Lecture 7 (Ac. Year 2023-24)

Saturday, March 23, 2024 at 7:05 PM
- written by user ΑΡΒΑΝΙΤΗΣ ΣΤΥΛΙΑΝΟΣ

We continued our study of the notion of boundedness. We have proven that the center of the covering ball need not be an element of the subset at hand although we have shown that when such a ball exists the center can always be chosen to lie inside this subset. We have shown that any finite set is (universally) bounded. We have proven that if a space is bounded w.r.t. a dominant metric, then it is also bounded w.r.t. to the dominated one. An obvious corollary is that equivalent metrics totally agree on what parts of the metric space are considered bounded.

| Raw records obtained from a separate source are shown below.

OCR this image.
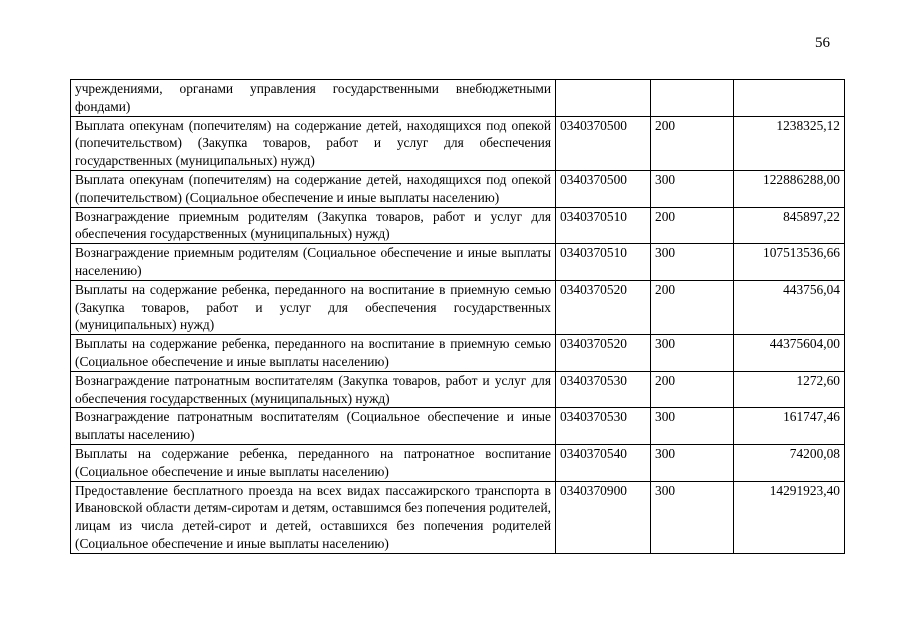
56
учреждениями, органами управления государственными внебюджетными фондами)			
Выплата опекунам (попечителям) на содержание детей, находящихся под опекой (попечительством) (Закупка товаров, работ и услуг для обеспечения государственных (муниципальных) нужд)	0340370500	200	1238325,12
Выплата опекунам (попечителям) на содержание детей, находящихся под опекой (попечительством) (Социальное обеспечение и иные выплаты населению)	0340370500	300	122886288,00
Вознаграждение приемным родителям (Закупка товаров, работ и услуг для обеспечения государственных (муниципальных) нужд)	0340370510	200	845897,22
Вознаграждение приемным родителям (Социальное обеспечение и иные выплаты населению)	0340370510	300	107513536,66
Выплаты на содержание ребенка, переданного на воспитание в приемную семью (Закупка товаров, работ и услуг для обеспечения государственных (муниципальных) нужд)	0340370520	200	443756,04
Выплаты на содержание ребенка, переданного на воспитание в приемную семью (Социальное обеспечение и иные выплаты населению)	0340370520	300	44375604,00
Вознаграждение патронатным воспитателям (Закупка товаров, работ и услуг для обеспечения государственных (муниципальных) нужд)	0340370530	200	1272,60
Вознаграждение патронатным воспитателям (Социальное обеспечение и иные выплаты населению)	0340370530	300	161747,46
Выплаты на содержание ребенка, переданного на патронатное воспитание (Социальное обеспечение и иные выплаты населению)	0340370540	300	74200,08
Предоставление бесплатного проезда на всех видах пассажирского транспорта в Ивановской области детям-сиротам и детям, оставшимся без попечения родителей, лицам из числа детей-сирот и детей, оставшихся без попечения родителей (Социальное обеспечение и иные выплаты населению)	0340370900	300	14291923,40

We have provided with further examples: Euclidean spaces are not bounded-the same is true when equipped with any of the metrics we have been discussing except for the discrete one. Hamming spaces are bounded due to finiteness. For function spaces with the uniform metric we introduced the notion of uniform boundedness and have proven that this variational property is equivalent to boundedness w.r.t. the particular metric. 

Notes on the above can be found  here, here, and here

The whiteboards from past year's lectures (please keep in mind that those are not necessarily identical to the current lectures but they contain some common elements) can be found  here, here.

Exercise: Show that a subset A of a metric space X is bounded, iff it is a bounded space when considered as metric-subspace of X.